O que torna um Live set diferente de um DJ set? Gui Boratto e L_cio te explicam!

Quando se trata de música eletrônica, há diversas formas para um artista se apresentar e de produzir uma música, principalmente levando em consideração a quantidade de instrumentos e softwares disponíveis neste universo musical.

A forma mais comum e que está presente em praticamente todos os eventos é a apresentação DJ set, no qual o artista utiliza de mixers, toca-discos e CDJs para tocar as músicas previamente gravadas e baixadas para construir a história de seu set. Aqui, uma das principais habilidades, se não a principal, será o tato para realizar mixagens harmônicas e uma seleção musical que faça sentido para a proposta daquele momento.

O live é um formato mais complexo, que exige mais preparo, conhecimento musical profundo e domínio absoluto dos instrumentos. Em um live set, vários equipamentos podem acompanhar o DJ na construção das músicas. Sintetizadores, baterias eletrônicas, sequenciadores, pads, softwares de produção, teclados e por aí vai. Com isso, o artista pode construir a música tocando ela passo a passo ou utilizar os instrumentos eletrônicos para auxiliá-lo e incrementar a música manipulando-a. Num live, é possível que você esteja diante de uma música ou até mesmo um set inteiro que será tocado apenas uma vez na carreira do DJ. Não é louco pensar isso?

Ambos estilos mantém vivo aquilo que é uma das principais características de um grande DJ: a sensibilidade para construir uma sequência musical coesa que transmita seus sentimentos e uma mensagem ao público.

Após uma breve descrição da diferença entre DJ set e live set, convidamos dois craques da música eletrônica brasileira para elucidar melhor. Acompanhe o que L_cio e Gui Boratto têm a dizer sobre o tema!

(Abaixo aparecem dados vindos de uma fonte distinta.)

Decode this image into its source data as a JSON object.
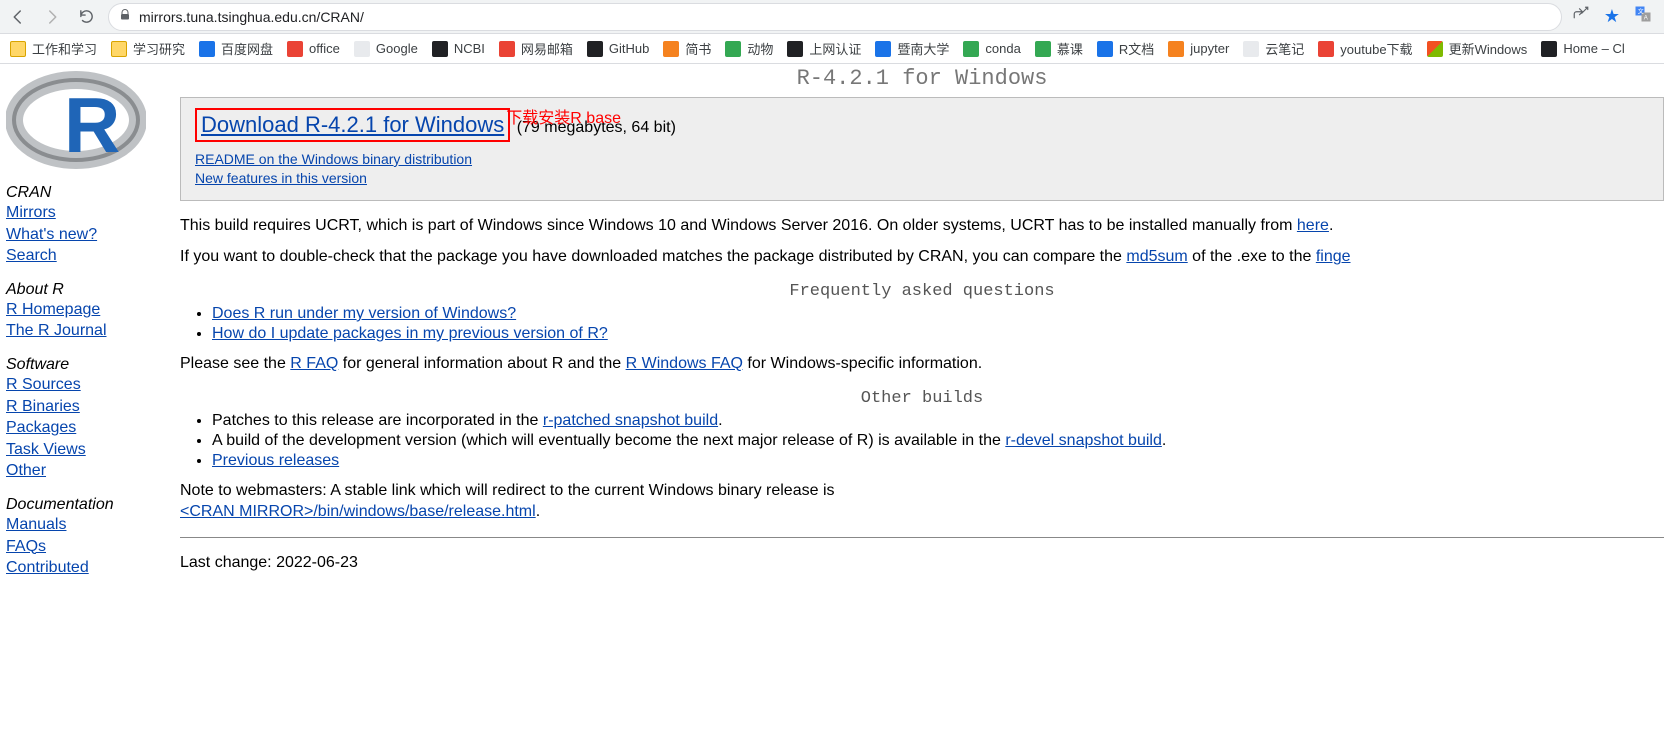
{
  "browser": {
    "url": "mirrors.tuna.tsinghua.edu.cn/CRAN/"
  },
  "bookmarks": [
    {
      "label": "工作和学习",
      "style": "bm-folder"
    },
    {
      "label": "学习研究",
      "style": "bm-folder"
    },
    {
      "label": "百度网盘",
      "style": "bm-blue"
    },
    {
      "label": "office",
      "style": "bm-red"
    },
    {
      "label": "Google",
      "style": "bm-generic"
    },
    {
      "label": "NCBI",
      "style": "bm-dark"
    },
    {
      "label": "网易邮箱",
      "style": "bm-red"
    },
    {
      "label": "GitHub",
      "style": "bm-dark"
    },
    {
      "label": "简书",
      "style": "bm-orange"
    },
    {
      "label": "动物",
      "style": "bm-green"
    },
    {
      "label": "上网认证",
      "style": "bm-dark"
    },
    {
      "label": "暨南大学",
      "style": "bm-blue"
    },
    {
      "label": "conda",
      "style": "bm-green"
    },
    {
      "label": "慕课",
      "style": "bm-green"
    },
    {
      "label": "R文档",
      "style": "bm-blue"
    },
    {
      "label": "jupyter",
      "style": "bm-orange"
    },
    {
      "label": "云笔记",
      "style": "bm-generic"
    },
    {
      "label": "youtube下载",
      "style": "bm-red"
    },
    {
      "label": "更新Windows",
      "style": "bm-ms"
    },
    {
      "label": "Home – Cl",
      "style": "bm-dark"
    }
  ],
  "sidebar": {
    "cran": {
      "title": "CRAN",
      "items": [
        {
          "label": "Mirrors"
        },
        {
          "label": "What's new?"
        },
        {
          "label": "Search"
        }
      ]
    },
    "about": {
      "title": "About R",
      "items": [
        {
          "label": "R Homepage"
        },
        {
          "label": "The R Journal"
        }
      ]
    },
    "software": {
      "title": "Software",
      "items": [
        {
          "label": "R Sources"
        },
        {
          "label": "R Binaries"
        },
        {
          "label": "Packages"
        },
        {
          "label": "Task Views"
        },
        {
          "label": "Other"
        }
      ]
    },
    "docs": {
      "title": "Documentation",
      "items": [
        {
          "label": "Manuals"
        },
        {
          "label": "FAQs"
        },
        {
          "label": "Contributed"
        }
      ]
    }
  },
  "page": {
    "title": "R-4.2.1 for Windows",
    "annotation": "下载安装R base",
    "download_link": "Download R-4.2.1 for Windows",
    "download_meta": "(79 megabytes, 64 bit)",
    "readme_link": "README on the Windows binary distribution",
    "newfeat_link": "New features in this version",
    "para1_a": "This build requires UCRT, which is part of Windows since Windows 10 and Windows Server 2016. On older systems, UCRT has to be installed manually from ",
    "para1_link": "here",
    "para1_b": ".",
    "para2_a": "If you want to double-check that the package you have downloaded matches the package distributed by CRAN, you can compare the ",
    "para2_link1": "md5sum",
    "para2_b": " of the .exe to the ",
    "para2_link2": "finge",
    "faq_heading": "Frequently asked questions",
    "faq1": "Does R run under my version of Windows?",
    "faq2": "How do I update packages in my previous version of R?",
    "faq_para_a": "Please see the ",
    "faq_para_link1": "R FAQ",
    "faq_para_b": " for general information about R and the ",
    "faq_para_link2": "R Windows FAQ",
    "faq_para_c": " for Windows-specific information.",
    "other_heading": "Other builds",
    "other1_a": "Patches to this release are incorporated in the ",
    "other1_link": "r-patched snapshot build",
    "other1_b": ".",
    "other2_a": "A build of the development version (which will eventually become the next major release of R) is available in the ",
    "other2_link": "r-devel snapshot build",
    "other2_b": ".",
    "other3_link": "Previous releases",
    "webmaster_a": "Note to webmasters: A stable link which will redirect to the current Windows binary release is",
    "webmaster_link": "<CRAN MIRROR>/bin/windows/base/release.html",
    "webmaster_b": ".",
    "last_change": "Last change: 2022-06-23"
  }
}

House Mag: Na sua visão, o que torna um live set especial, tanto para o artista quanto para o público?

L_cio: Todos os formatos de performance tem suas especificidades que as tornam especiais. Da mesma forma, o live act tem infinitas possibilidades de criação, recriação e improvisos durante a performance. São apresentadas composições autorais ao vivo, utilizando-se de equipamentos diferentes para apresentar essas músicas. Para as pessoas artistas é algo especial, pois tem desafios de apresentação, novas tecnologias conversando com antigas. Para o público, a possibilidade de ver em tempo real uma música sendo reproduzida de formas diferentes. 

Gui Boratto: O live set tem algo único: claro que tem muita coisa que preparo antes, para poder improvisar. Mas quase tudo está sendo criado ali, na hora. Principalmente algumas melodias e linhas de baixo. Além de toda parte de bateria, está separada, assim consigo alterar a estrutura da música, breaks, drops etc. Isso faz com que cada apresentação seja diferente. O público sente essa energia, e o artista também se envolve de outra forma, com mais conexão com o momento.

HM: Quais nuances e possibilidades criativas você enxerga no formato live que o diferenciam de um DJ set tradicional?

L_cio: Acho que hoje em dia, tanto os DJ sets como os Live Acts tem muitas tecnologias para tornar o set especial – os CDJ’s e mixers tem muitas funções que podem fazer de um DJ set algo extremamente autoral. Os live acts por si só criam uma diversidade imensa de possibilidades de execução de suas músicas ao vivo. Por exemplo: no meu live tenho 110 músicas abertas (uns 3 mil clips de áudio) que posso escolher quando cada um vai entrar e sair das músicas. Posso, além de apresentar a composição original, como posso “remixa-la” ao vivo, usando efeitos, clips diferentes, improvisos de drum machine e inserção de instrumentos musicais, como flauta, trombone, berimbau, percussão e voz.  

Gui Boratto: Como disse anteriormente, no live, eu tenho liberdade pra mudar a estrutura das músicas, testar novas ideias e até criar partes novas durante o show. É mais aberto. Já o DJ set tem um fluxo mais definido, onde ele trabalha com faixas prontas. Os dois têm valor, mas são experiências diferentes.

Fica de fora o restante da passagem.